For Amani, the globe is witnessing its “Third World War” and the cruelty women in conflicts around the world are subjected to is almost the same. “But the solidarity is not,” she said.
Demanding accountability for the repression
The FFMI established a pattern of use of lethal force by security forces against protesters in situations where there was no imminent threat of death or serious injury. It estimates that 551 protesters were killed, among them 49 women and 68 children, in 26 out of the 31 provinces in Iran. Women and men were injured in similar numbers.
In detention, State authorities tortured victims to extract confessions or intimidate, humiliate and inflict punishment. The FFMI also uncovered a pattern of extensive ocular injuries of protesters and bystanders that resulted in loss of eyesight and effectively “branding” them for life.
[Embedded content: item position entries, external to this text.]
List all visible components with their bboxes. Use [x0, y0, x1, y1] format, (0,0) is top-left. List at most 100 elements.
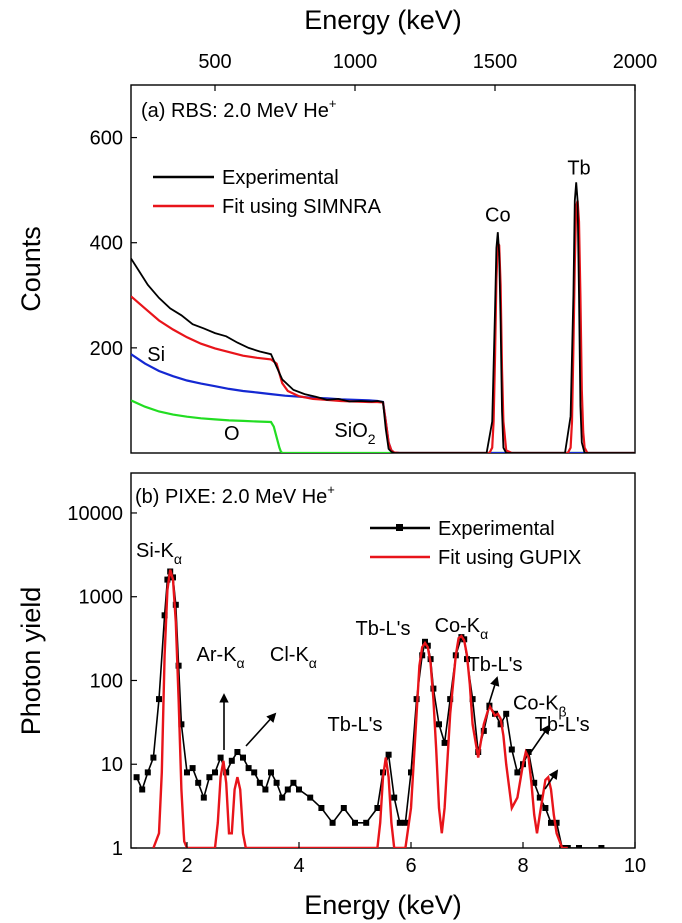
panel-b-x-tick-label: 4 [293, 855, 304, 877]
panel-b-y-tick-label: 10 [101, 754, 123, 776]
panel-b-experimental-point [352, 819, 358, 826]
arrow-tb-ls-mid [486, 676, 500, 711]
panel-b-experimental-point [419, 652, 426, 659]
panel-b-legend: Experimental Fit using GUPIX [370, 518, 581, 569]
panel-b-experimental-point [228, 757, 235, 764]
panel-b-experimental-point [391, 794, 398, 801]
panel-b-experimental-point [548, 819, 554, 826]
panel-b-x-tick-label: 10 [624, 855, 646, 877]
panel-b-annotation: Si-Kα [136, 540, 182, 567]
panel-a: 500 1000 1500 2000 200 400 600 Energy (keV) Co… [16, 5, 657, 454]
panel-b-experimental-point [469, 696, 476, 703]
panel-b-plot-frame [130, 472, 636, 849]
panel-a-legend: Experimental Fit using SIMNRA [153, 167, 382, 218]
panel-b-experimental-point [318, 805, 325, 811]
panel-b-experimental-point [262, 786, 269, 793]
panel-b-experimental-point [268, 769, 274, 776]
panel-b-experimental-point [245, 765, 252, 772]
panel-b-experimental-point [374, 805, 381, 811]
panel-a-x-axis-title: Energy (keV) [304, 5, 462, 35]
panel-a-annotation: Tb [567, 157, 590, 179]
panel-b-experimental-point [164, 576, 171, 583]
panel-b-experimental-point [408, 769, 414, 776]
panel-b-experimental-point [363, 819, 370, 826]
panel-a-y-tick-label: 400 [90, 233, 123, 255]
panel-b-experimental-point [139, 786, 146, 793]
panel-b-experimental-point [598, 845, 605, 848]
panel-b-annotation: Ar-Kα [197, 644, 245, 671]
panel-b-experimental-point [514, 769, 521, 776]
panel-b-annotation: Co-Kβ [513, 693, 567, 720]
legend-label-experimental-b: Experimental [438, 518, 555, 540]
legend-label-gupix: Fit using GUPIX [438, 547, 581, 569]
panel-b-experimental-point [525, 749, 532, 755]
panel-b-experimental-point [256, 779, 263, 786]
panel-b-experimental-point [564, 845, 571, 848]
arrow-cl-kalpha [245, 712, 277, 747]
panel-b-experimental-point [217, 754, 224, 761]
panel-b-experimental-point [542, 805, 549, 811]
panel-a-annotation: Si [147, 344, 165, 366]
panel-a-y-tick-label: 200 [90, 338, 123, 360]
panel-a-title-sup: + [329, 96, 337, 111]
arrow-co-kbeta [530, 724, 551, 753]
panel-b-experimental-point [307, 794, 314, 801]
panel-b-title-sup: + [327, 482, 335, 497]
panel-b-experimental-point [212, 769, 218, 776]
panel-b-experimental-point [396, 819, 403, 826]
panel-b-y-tick-label: 10000 [67, 503, 123, 525]
panel-b-annotation: Cl-Kα [270, 644, 317, 671]
legend-label-experimental: Experimental [222, 167, 339, 189]
panel-b-experimental-point [508, 746, 515, 753]
panel-a-annotation: SiO2 [334, 420, 375, 447]
panel-b-experimental-point [240, 754, 246, 761]
panel-b-experimental-point [553, 819, 560, 826]
panel-b-experimental-point [340, 805, 347, 811]
panel-b-x-tick-label: 8 [517, 855, 528, 877]
panel-b-experimental-point [385, 751, 392, 758]
panel-b-annotation: Tb-L's [535, 714, 590, 736]
panel-b-experimental-point [531, 779, 538, 786]
legend-label-simnra: Fit using SIMNRA [222, 196, 382, 218]
panel-a-x-tick-label: 500 [198, 51, 231, 73]
panel-b-experimental-point [133, 774, 140, 781]
panel-a-plot-frame [130, 84, 636, 454]
panel-b-y-axis-title: Photon yield [16, 587, 46, 736]
panel-b-arrows [219, 676, 559, 790]
panel-b-experimental-point [536, 794, 543, 801]
panel-b-x-tick-label: 6 [405, 855, 416, 877]
panel-b-experimental-point [436, 721, 442, 728]
panel-b-experimental-point [223, 769, 230, 776]
panel-a-series-curve-3 [131, 399, 635, 453]
panel-a-title: (a) RBS: 2.0 MeV He+ [141, 96, 336, 122]
panel-b-experimental-point [441, 739, 448, 746]
panel-b-experimental-point [234, 749, 241, 755]
panel-b-experimental-point [503, 710, 510, 717]
panel-b-experimental-point [284, 786, 291, 793]
panel-b-experimental-point [150, 754, 157, 761]
panel-b-title-text: (b) PIXE: 2.0 MeV He [135, 486, 327, 508]
panel-b-annotation: Co-Kα [435, 615, 489, 642]
panel-b-annotation: Tb-L's [356, 618, 411, 640]
panel-b-experimental-point [200, 794, 207, 801]
panel-b-experimental-point [273, 779, 280, 786]
panel-b-title: (b) PIXE: 2.0 MeV He+ [135, 482, 335, 508]
panel-b-y-tick-label: 1 [112, 838, 123, 860]
panel-a-annotation: O [224, 423, 240, 445]
panel-a-y-axis-title: Counts [16, 226, 46, 312]
legend-marker-experimental-b [396, 524, 403, 531]
panel-b-experimental-point [161, 612, 168, 619]
panel-b: 2 4 6 8 10 1 10 100 1000 10000 Energy (keV) Photo… [16, 472, 646, 920]
panel-b-experimental-point [156, 696, 162, 703]
panel-b-annotation: Tb-L's [468, 654, 523, 676]
panel-b-y-tick-label: 1000 [79, 587, 124, 609]
panel-a-series-fit-using-simnra [131, 200, 635, 453]
panel-b-experimental-point [576, 845, 582, 848]
panel-a-x-tick-label: 1000 [333, 51, 378, 73]
panel-b-experimental-point [189, 765, 196, 772]
panel-b-experimental-point [447, 696, 454, 703]
panel-b-experimental-point [195, 779, 202, 786]
panel-a-y-tick-label: 600 [90, 128, 123, 150]
panel-b-experimental-point [290, 779, 297, 786]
Zhaniyar Tondro was shot twice with pellet guns during the protests, when he was 17-years-old. He lost his right eye the second time he was shot. He remained unconscious in hospital for five days during which he experienced many epileptic seizures. Tondro now wears a prosthetic eye and lives with a bullet still lodged in his brain. He fled Iran for fear of imprisonment and was only able to see his mother and siblings once before his departure.
“Leaving Iran was like ripping a child away from its mother’s arms. It is impossible for me to stop thinking about it and about the people in my family who stayed,” Tondro said. “Apart from my mother and father who came along with me, my sister and my grandfather are still there. Every day I think about the time I will be able to go back.”
Like many survivors, Tondro, who also travelled to Geneva from his country of refuge, feels responsible for amplifying the voices of other survivors and victims of the repression in Iran. He said that the work of the FFMI was a way to expose the deeds of the Islamic Republic to the outside world.
“The biggest thing that could be done at this point to help us would be to inscribe the Islamic Revolutionary Guard Corps into the terrorist list, and to bring Iran to the International Court of Justice and prosecute everyone who shot at us,” he added.
The FFMI found that the authorities in Iran have prevented and obstructed the efforts of victims and their families to obtain redress. Victims, it stressed, face a justice system that lacks independence, transparency and accountability. The FFMI called on States to “apply the principle of universal jurisdiction to all crimes under international law without procedural limitations,” establish victims funds and provide protection, including granting asylum, to those fleeing persecution in Iran in the context of the protests.
“Women and men, boys and girls, were viciously beaten and arrested while dancing, chanting, writing slogans, or honking car horns in peaceful acts of solidarity,” Sara Hossain said on behalf of the FFMI at the Human Rights Council.
“… The courage of the victims, witnesses, and family members who have entrusted to us their stories, underscores the need for the international community to demonstrate solidarity, and to match this with concrete measures of support to victims, including by exploring avenues for justice,” she added. “Without holding accountable the perpetrators of the violations in the context of the protests that started on 16 September 2022, the cycle of impunity cannot be broken.”
Disclaimer: The views, information and opinions expressed in this article are those of the persons featured in the story and do not necessarily reflect the official policy or position of the Office of the UN High Commissioner for Human Rights.